Former Sri Lankan President Maithripala Sirisena was found responsible for failing to thwart the 2019 Easter Sunday bombings in Colombo that left 279 people dead, the Supreme Court said in a landmark ruling Thursday.
The attacks, attributed to a local radical Islamist group, targeted three churches and three hotels in the capital, killing 279 people, including 45 foreigners, and injuring more than 500.
It is the worst terrorist attack the South Asian island has suffered since the end of its civil war.
A panel of seven judges concluded that former President Sirisena had been negligent in failing to take appropriate measures to prevent the attacks, despite serious warnings from the intelligence services.
The first alert from Indian intelligence services was issued on April 4, nearly three weeks before the attacks. The Islamic State group had claimed to be behind the perpetrators of the attacks.
Local Muslim groups had also warned police and intelligence services of a local Islamist group, but authorities failed to identify the masterminds.
Judges sentenced Mr Sirisena, 71, to pay 100 million rupees ($276,000) to the families of the victims.
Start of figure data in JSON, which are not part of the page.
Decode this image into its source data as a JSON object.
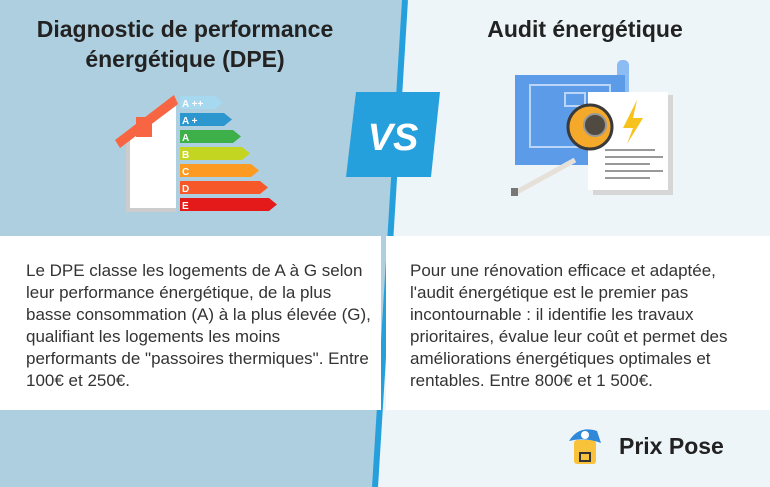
{
  "left": {
    "title_line1": "Diagnostic de performance",
    "title_line2": "énergétique (DPE)",
    "labels": [
      "A ++",
      "A +",
      "A",
      "B",
      "C",
      "D",
      "E"
    ],
    "text": "Le DPE classe les logements de A à G selon leur performance énergétique, de la plus basse consommation (A) à la plus élevée (G), qualifiant les logements les moins performants de \"passoires thermiques\". Entre 100€ et 250€."
  },
  "vs": "VS",
  "right": {
    "title": "Audit énergétique",
    "text": "Pour une rénovation efficace et adaptée, l'audit énergétique est le premier pas incontournable : il identifie les travaux prioritaires, évalue leur coût et permet des améliorations énergétiques optimales et rentables. Entre 800€ et 1 500€."
  },
  "brand": "Prix Pose",
  "colors": {
    "left_bg": "#aecfdf",
    "right_bg": "#eef5f9",
    "accent": "#26a0dc",
    "labels": [
      "#a6d8ef",
      "#2c96cf",
      "#3db049",
      "#c3d520",
      "#fd9a22",
      "#f7582a",
      "#e41919"
    ]
  }
}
It is the first time that a Sri Lankan head of state has been held responsible for failing to prevent a terrorist attack.
Sri Lanka’s former police, intelligence and defense chiefs have also been ordered to compensate the families.
The Catholic Church in Sri Lanka has regularly criticized the government’s investigation into the Easter Sunday bombings and called on the United Nations for an international investigation.
Sri Lanka experienced countless hijackings, bombings and massacres of civilians during the decades-long civil war.
The civil war, which lasted 37 years and killed around 100,000 people, ended in 2009. But the last weeks of the conflict resulted, according to UN estimates, in the death of around 40,000 civilians.